The Leningrad Bolsheviks remained in the front ranks of the Party of Lenin-Stalin.

Summing up the results of the Fourteenth Party Congress, Comrade Stalin wrote:

"The historical significance of the Fourteenth Congress of the C.P.S.U. lies in the fact that it was able to expose the very roots of the mistakes of the New Opposition, that it spurned their scepticism and sniveling, that it clearly and distinctly indicated the path of the further struggle for Socialism, opened before the Party the prospect of victory, and thus armed the proletariat with an invincible faith in the victory of Socialist construction." (Stalin, Leninism, Vol. I, p. 319.)
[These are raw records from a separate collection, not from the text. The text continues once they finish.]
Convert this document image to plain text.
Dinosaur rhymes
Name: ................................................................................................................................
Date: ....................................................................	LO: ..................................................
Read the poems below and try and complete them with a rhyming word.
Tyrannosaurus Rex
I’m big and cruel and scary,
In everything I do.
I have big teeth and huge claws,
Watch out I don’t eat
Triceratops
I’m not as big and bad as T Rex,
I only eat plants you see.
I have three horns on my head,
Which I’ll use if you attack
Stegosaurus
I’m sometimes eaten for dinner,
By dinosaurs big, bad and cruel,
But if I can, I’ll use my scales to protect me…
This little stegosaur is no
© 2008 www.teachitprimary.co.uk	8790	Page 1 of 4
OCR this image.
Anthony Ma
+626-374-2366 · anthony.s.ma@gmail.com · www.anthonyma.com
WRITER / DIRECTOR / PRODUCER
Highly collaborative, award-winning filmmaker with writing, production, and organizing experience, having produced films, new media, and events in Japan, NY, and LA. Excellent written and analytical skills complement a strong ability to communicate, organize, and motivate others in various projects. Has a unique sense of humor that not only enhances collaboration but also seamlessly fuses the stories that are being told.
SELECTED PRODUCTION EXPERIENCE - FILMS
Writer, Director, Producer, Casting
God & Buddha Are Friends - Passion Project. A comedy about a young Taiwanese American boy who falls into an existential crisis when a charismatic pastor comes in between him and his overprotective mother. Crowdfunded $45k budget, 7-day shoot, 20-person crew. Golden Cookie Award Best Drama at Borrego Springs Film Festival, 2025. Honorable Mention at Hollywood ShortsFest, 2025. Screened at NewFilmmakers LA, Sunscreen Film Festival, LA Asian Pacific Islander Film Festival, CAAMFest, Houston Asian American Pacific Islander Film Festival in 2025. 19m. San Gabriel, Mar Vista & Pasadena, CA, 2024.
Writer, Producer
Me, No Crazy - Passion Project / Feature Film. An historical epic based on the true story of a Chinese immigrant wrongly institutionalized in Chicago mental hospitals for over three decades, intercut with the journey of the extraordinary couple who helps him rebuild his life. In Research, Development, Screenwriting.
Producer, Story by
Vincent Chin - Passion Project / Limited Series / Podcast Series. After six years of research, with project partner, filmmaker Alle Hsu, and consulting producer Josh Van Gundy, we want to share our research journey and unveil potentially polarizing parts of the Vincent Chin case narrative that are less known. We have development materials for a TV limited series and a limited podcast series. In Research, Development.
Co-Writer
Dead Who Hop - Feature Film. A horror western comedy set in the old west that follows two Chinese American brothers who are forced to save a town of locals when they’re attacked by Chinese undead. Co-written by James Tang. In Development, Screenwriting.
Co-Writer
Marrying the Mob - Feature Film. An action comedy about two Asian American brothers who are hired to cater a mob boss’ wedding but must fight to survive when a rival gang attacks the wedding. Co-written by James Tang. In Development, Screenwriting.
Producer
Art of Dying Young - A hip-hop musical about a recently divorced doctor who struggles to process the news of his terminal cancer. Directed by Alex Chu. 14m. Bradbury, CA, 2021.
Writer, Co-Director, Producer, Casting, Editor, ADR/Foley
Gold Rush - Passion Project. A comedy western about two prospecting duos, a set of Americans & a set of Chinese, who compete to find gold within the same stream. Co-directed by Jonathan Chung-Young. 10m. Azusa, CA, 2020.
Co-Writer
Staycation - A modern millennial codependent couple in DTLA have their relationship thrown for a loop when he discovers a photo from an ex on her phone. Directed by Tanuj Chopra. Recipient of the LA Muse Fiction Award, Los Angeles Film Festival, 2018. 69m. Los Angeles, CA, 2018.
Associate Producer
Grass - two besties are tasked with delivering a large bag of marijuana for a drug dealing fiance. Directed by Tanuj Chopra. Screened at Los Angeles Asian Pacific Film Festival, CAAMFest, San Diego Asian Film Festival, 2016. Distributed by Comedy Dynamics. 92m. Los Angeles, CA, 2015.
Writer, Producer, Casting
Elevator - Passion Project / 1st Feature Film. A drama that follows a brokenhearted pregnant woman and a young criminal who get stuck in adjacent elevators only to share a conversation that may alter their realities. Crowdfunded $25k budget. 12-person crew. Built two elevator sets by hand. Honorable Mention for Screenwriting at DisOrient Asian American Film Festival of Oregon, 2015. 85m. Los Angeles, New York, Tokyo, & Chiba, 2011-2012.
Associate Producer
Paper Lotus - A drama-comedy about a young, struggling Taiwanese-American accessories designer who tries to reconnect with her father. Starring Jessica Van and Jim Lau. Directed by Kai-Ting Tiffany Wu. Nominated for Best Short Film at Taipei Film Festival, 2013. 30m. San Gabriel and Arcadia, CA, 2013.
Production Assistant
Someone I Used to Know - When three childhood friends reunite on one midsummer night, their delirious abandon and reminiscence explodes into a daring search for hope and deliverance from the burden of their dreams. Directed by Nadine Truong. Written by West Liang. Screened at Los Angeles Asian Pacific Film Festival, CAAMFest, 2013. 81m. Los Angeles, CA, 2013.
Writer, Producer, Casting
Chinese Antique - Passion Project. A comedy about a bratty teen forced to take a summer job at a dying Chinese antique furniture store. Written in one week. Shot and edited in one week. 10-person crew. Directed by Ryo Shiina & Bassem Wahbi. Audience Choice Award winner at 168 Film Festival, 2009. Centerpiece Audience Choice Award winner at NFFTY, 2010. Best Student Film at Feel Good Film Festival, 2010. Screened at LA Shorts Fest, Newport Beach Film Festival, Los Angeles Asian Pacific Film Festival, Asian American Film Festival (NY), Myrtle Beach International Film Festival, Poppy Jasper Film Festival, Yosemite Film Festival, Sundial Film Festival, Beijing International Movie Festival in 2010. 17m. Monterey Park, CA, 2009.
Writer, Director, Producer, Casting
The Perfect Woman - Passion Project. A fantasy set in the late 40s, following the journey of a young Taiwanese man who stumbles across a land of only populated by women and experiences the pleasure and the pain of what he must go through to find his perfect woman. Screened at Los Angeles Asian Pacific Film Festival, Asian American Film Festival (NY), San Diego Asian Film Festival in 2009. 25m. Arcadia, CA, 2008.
The years of transition to the peaceful work of economic restoration constituted one of the most crucial periods in the history of the Bolshevik Party. In a tense situation, the Party was able to effect the difficult turn from the policy of War Communism to the New Economic Policy. The Party reinforced the alliance of the workers and peasants on a new economic foundation. The Union of Soviet Socialist Republics was formed.

By means of the New Economic Policy, decisive results were obtained in the restoration of the economic life of the country. The Soviet Union emerged from the period of economic restoration with success and entered a new period, the period of industrialization of the country.

The transition from Civil War to peaceful Socialist construction was accompanied by great difficulties, especially in the early stages. The enemies of Bolshevism, the anti-Party elements in the ranks of the C.P.S.U.(B.), waged a desperate struggle against the Leninist Party all through this period. These anti-Party elements were headed by Trotsky. His henchmen in this struggle were Kamenev, Zinoviev and Bukharin. After the death of Lenin, the oppositionists calculated on demoralizing the ranks of the Bolshevik Party, on splitting the Party, and infecting it with disbelief in the possibility of the victory of Socialism in the U.S.S.R. In point of fact, the Trotskyites were trying to form another party in the U.S.S.R., a political organization of the new bourgeoisie, a party of capitalist restoration.

The Party rallied under the banner of Lenin around its Leninist Central Committee, around Comrade Stalin, and inflicted defeat both on the Trotskyites and on their new friends in Leningrad, the Zinoviev-Kamenev New Opposition.

Having accumulated strength and resources, the Bolshevik Party brought the country to a new stage in its history—the stage of Socialist industrialization.